When bank investors and clients see their peers wiped out in a bank run as happened in 2008 at Bear Stearns and this year at Silicon Valley Bank, they justifiably fear for the safety of their own money.

Such fears feed on themselves. In this atmosphere, as soon as an institution such as First Republic Bank starts popping up in the top 10 lists of daily stock-market losers, its fate is effectively sealed.

Investors and depositors alike yanked their money out of First Republic, as the bank disclosed days before it was seized by regulators and sold to JPMorgan Chase on Apr 30.

Similar to what happened in 2008, the only way to stop this psychological contagion spreading would be a show of overwhelming force from regulators.

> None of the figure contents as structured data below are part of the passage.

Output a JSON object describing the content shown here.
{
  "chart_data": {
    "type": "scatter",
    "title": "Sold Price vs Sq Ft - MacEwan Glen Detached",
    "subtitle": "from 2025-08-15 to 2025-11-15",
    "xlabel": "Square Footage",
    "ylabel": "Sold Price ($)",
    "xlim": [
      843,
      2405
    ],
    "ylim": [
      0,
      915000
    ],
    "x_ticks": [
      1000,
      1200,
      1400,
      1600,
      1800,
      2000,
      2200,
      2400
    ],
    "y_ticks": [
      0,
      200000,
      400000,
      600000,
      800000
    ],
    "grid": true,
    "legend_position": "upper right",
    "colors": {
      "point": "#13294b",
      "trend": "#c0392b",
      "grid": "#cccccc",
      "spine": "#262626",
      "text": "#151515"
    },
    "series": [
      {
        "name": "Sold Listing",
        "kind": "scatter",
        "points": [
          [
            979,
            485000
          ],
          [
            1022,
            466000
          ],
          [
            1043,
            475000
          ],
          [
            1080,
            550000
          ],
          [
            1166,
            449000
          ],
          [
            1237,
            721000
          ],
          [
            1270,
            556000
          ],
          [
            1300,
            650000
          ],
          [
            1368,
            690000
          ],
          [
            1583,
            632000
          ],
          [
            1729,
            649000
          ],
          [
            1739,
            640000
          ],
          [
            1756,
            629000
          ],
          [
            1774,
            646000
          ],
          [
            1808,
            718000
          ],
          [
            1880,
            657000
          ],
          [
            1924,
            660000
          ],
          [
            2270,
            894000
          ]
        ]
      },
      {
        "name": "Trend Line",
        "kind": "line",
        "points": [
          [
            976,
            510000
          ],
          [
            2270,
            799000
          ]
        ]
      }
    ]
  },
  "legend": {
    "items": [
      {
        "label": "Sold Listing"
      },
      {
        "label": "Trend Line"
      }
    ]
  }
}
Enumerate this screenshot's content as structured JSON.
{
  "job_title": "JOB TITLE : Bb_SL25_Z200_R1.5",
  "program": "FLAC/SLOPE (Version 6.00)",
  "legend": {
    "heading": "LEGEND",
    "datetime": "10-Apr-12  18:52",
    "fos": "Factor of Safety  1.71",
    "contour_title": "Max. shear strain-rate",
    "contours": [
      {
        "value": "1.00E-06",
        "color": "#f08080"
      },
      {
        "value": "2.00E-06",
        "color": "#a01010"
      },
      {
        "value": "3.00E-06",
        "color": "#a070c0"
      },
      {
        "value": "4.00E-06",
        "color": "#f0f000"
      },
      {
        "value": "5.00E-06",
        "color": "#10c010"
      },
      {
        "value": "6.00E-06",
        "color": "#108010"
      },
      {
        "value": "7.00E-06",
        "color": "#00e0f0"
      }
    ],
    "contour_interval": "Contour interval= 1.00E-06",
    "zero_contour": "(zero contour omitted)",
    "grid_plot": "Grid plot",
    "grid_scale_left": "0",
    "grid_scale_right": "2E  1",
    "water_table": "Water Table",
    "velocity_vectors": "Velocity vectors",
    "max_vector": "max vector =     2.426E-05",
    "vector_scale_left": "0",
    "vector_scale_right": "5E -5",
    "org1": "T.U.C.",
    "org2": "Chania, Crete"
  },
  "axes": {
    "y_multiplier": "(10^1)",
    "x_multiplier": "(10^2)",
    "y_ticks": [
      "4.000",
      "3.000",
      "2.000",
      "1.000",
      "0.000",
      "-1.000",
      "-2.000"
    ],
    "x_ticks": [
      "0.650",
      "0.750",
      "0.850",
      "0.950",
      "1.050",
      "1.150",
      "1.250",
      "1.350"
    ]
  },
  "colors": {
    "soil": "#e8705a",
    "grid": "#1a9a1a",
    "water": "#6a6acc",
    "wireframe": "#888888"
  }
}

Back then, the US Treasury pumped billions of dollars into ailing Wall Street banks. This time around, the Federal Deposit Insurance Corporation would have to expand its backstops to all depositors to make everyone feel safe.

But Republican legislators are in no mood to use the financial resources of the US for what they dub “bailouts”. Such actions are the quintessence of the profligacy that the Freedom Caucus and other right-wing legislators accuse the Biden administration of promulgating.

“We are not going to see any calm unless we get clear action from lawmakers and regulators that deposits are fully saved,” said Moya. “Given the political environment, and given that we are dealing with debt ceiling drama, it’s hard to imagine that happening any time soon.”

Among the dominoes that preceded First Republic were Silicon Valley Bank, Signature Bank and Credit Suisse Group. All shared certain characteristics, catering to extremely wealthy – and, it turned out, extremely fickle – clients and carrying Treasury bonds on their balance sheets.

The only domino that didn’t tumble was Deutsche Bank, which was more diversified in its business lines and its balance sheet.

“We just have too many regional banks that put too much of their money in long-dated Treasurys and they are probably going to have to take some massive losses,” said Moya.

As in 2008, there’s a high risk that the banking crisis will feed back into the economy. Regional banks are not systemically important, as Credit Suisse and Lehman Brothers were, as individuals.

As a whole, these banks are the very essence of the modern financial system, however. The banking system was built around lenders steeped in the social and economic dynamics of their town or state.

Wealthy Americans and big business can go to national banks and expect the same service as from a local institution. Middle-class Americans with more complicated credit histories and small and medium-sized businesses depend on smaller banks and personal relationships with loan officers.

As is true of the retail industry, the financial industry is unimaginable without the small and medium homegrown boutiques that fill in the gaps within the nationwide chains.

The only consolation for the bulls is that the banking crisis is still relatively small scale. By some measures, the banks that were brought to the verge of failure in the 2008 financial crisis were holding trillions of dollars in assets.

Citigroup, which was to all intents and purposes a zombie by the time regulators swooped in to take it over, was about five times as large as Silicon Valley Bank when it foundered.

Lorenzo Di Mattia, manager of hedge fund Sibilla Global Fund, said the slow-burning nature of the regional banking crisis will extend to its economic impact.

“It all takes time. There will be a hard landing but not necessarily this year,” he said.

This year’s banking crisis is not as widespread or dramatic as the 2008 version. It could take just as long to eradicate, and leave damage to savers’ psychology that is just as lasting.